Among the transition metal oxides available, crystalline vanadium oxides are commonly used. Vanadium oxides provide a relatively low equivalent mass and high oxidation states, such as +5 and +4, which allows cathodes to provide high specific capacity and favorable power characteristics to be obtained. Common vanadium oxides include V2O5, V3O7, V4O9, V6O13, VO2(B). For example, V2O5 provides a specific energy density that is generally up to approximately 260 Wh/kg.
Although available vanadium oxide cathodes provide low self-discharge, these materials cannot provide high discharge current characteristics. Moreover, they generally exhibit an undesirable two-stage discharge curve.

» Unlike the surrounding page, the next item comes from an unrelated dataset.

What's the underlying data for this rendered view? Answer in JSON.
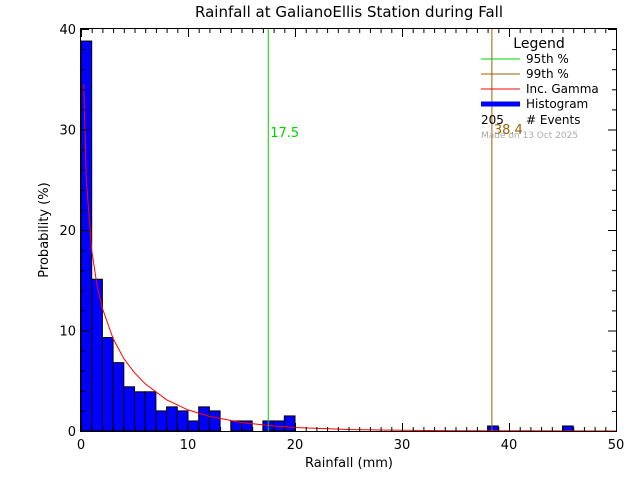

Some lithium batteries having vanadium oxide cathodes demonstrate substantially flat discharge curves and may provide high specific characteristics. However, obtainable discharge characteristics have been too low to be useful for most applications because of a rapid decrease in energy density during cycling. A decrease in energy density upon cycling is believed to be primarily caused by the formation of stable lithium vanadates that do not take part in the electrochemical reaction. A similar mechanism of degradation of electrochemical characteristics is also typical for the other known non-vanadium oxide cathode materials.
For example, V6O13 can provide up to 600 Wh/kg of practical energy density for a primary battery. However, this material can only be cycled to a 10% to 15% of depth with respect to a primary battery.
Amorphous oxide V2O5 has been suggested to overcome some of the limitations of the corresponding crystalline vanadium oxide materials. Amorphous V2O5 generally provides a smoother discharge curve in comparison with crystalline vanadium oxide, but does not provide a significant improvement in cycling characteristics.
Thus, the high theoretical characteristics potentially providable by transitional metal oxides cathodes for lithium ion and lithium metal batteries have not been realized by available cathode materials.